I wrote a bash shell script that will generate nothing but "heartbeats" every 5 seconds till I manually stop it (aka infinite loop).
#!/bin/sh
i=1
while [ $i -ne 0 ]
do
echo 12
i=$(($i+1))
sleep 5
done
I run the script by simply doing:
./loop.sh > /opt/zabbix/mytest.log
so my log file looks like
12
12
12
12
12
12
12
...ect. ect. ect.
I have Zabbix configured to monitor the log as Item:
type: Zabbix agent (active)
Key: log[/opt/zabbix/mytest.log]
Type: log
Update interval: 1 sec.
My Trigger is configured as the way I understand it from the manual (release 009 pg 112):
{zabbixserver:log[/opt/zabbix/mytest.log].count(600,12)}<107
Information (the log file) shows up correctly in the latest data history.
1 "heartbeat" every 5 seconds for 600 seconds will generate 120 "heartbeats" or rather will print 12 to the log file 120 times. If less then 107 are found then we have not gotten a heartbeat in the past minute or so, therefore, the alert should trigger.
However, as soon as the trigger is enabled it turns true regardless of log status. If there are already 130 12's present (more then 107) it turns true. If there are 107 or less or none it turns true (which the latter two make sense because there are less then 107 and hence the trigger should be true).
Starting out with a blank log file, and waiting 15 minutes for the log file to fill with 12's (180 is a lot more then 107) does not turn the trigger to FALSE as it should.

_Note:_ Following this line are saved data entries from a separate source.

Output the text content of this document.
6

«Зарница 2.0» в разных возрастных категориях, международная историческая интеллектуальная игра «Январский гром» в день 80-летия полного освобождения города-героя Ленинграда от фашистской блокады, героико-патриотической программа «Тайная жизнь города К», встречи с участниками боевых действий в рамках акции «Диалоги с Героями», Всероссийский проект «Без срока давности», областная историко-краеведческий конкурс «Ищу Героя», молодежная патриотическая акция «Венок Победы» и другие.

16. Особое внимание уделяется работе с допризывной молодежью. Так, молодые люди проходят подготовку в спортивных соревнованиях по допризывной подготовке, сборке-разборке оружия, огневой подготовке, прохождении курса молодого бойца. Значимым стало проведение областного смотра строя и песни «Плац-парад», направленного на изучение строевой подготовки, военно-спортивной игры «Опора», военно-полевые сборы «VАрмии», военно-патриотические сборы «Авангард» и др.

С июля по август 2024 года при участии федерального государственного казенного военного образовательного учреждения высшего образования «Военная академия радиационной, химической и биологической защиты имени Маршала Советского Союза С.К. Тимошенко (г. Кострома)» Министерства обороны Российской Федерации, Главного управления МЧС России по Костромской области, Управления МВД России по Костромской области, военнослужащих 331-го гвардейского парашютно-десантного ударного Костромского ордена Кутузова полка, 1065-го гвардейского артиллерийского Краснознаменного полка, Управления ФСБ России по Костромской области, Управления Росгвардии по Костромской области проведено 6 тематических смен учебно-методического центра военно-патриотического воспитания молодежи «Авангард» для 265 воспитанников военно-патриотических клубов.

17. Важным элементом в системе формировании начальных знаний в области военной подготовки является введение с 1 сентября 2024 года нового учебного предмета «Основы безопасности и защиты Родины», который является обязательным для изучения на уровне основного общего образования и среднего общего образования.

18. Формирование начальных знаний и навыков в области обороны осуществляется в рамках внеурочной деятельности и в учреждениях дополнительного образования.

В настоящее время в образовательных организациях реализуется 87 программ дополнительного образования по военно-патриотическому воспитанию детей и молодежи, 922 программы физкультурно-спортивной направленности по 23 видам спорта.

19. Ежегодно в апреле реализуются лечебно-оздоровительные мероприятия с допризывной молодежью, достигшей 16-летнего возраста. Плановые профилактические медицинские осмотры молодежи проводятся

Stopping the script so that nothing more is added to the log file should trigger something. So I stopped the script and waited. After 15 minutes of no update to the log at all, the trigger finally went False. When the heartbeats started again, the trigger went true. That doesn't make any sense at all. 0<107=True. Why was the trigger off when it should be on? If the count function is supposed to return the amount of values found in the past X amount of seconds then why does it not trigger properly?
Thinking that maybe the trigger needed quotes around the expression (since this was a log file and hence dealing with strings) I also tried this as my Trigger and got the same results except that the trigger never turned off even after the time limit.
{zabbixserver:log[/opt/zabbix/mytest.log].count(600,"12")}<107
According to the manual and I quote "count(600,12) will return exact number of values equal to '12' stored in the history." Why does it seem to never have the right value? Why does this expression not work? All I want to be able to do is track a heartbeat event and trigger if the heartbeat event has not been heard-from/seen in X amount of time. Maybe the count function can not be used in this manner but surely someone out there has something to monitor the failure of heartbeat events.
Can anyone please tell me what/if I am doing wrong? If anyone has a different way of tracking a heartbeat from a log file I would appreciate the help in pointing me in the right direction. An example of the log file that I actually have is a couple of posts up.
[EDIT] Even though it would not make much logical sense, I tried something else. Because the trigger is doing opposite of what I want, I tried reversing the trigger to be:
{zabbixserver:log[/opt/zabbix/mytest.log].count(600,12)}>107
Now I can not get it to trigger at all. So that doesn't work either.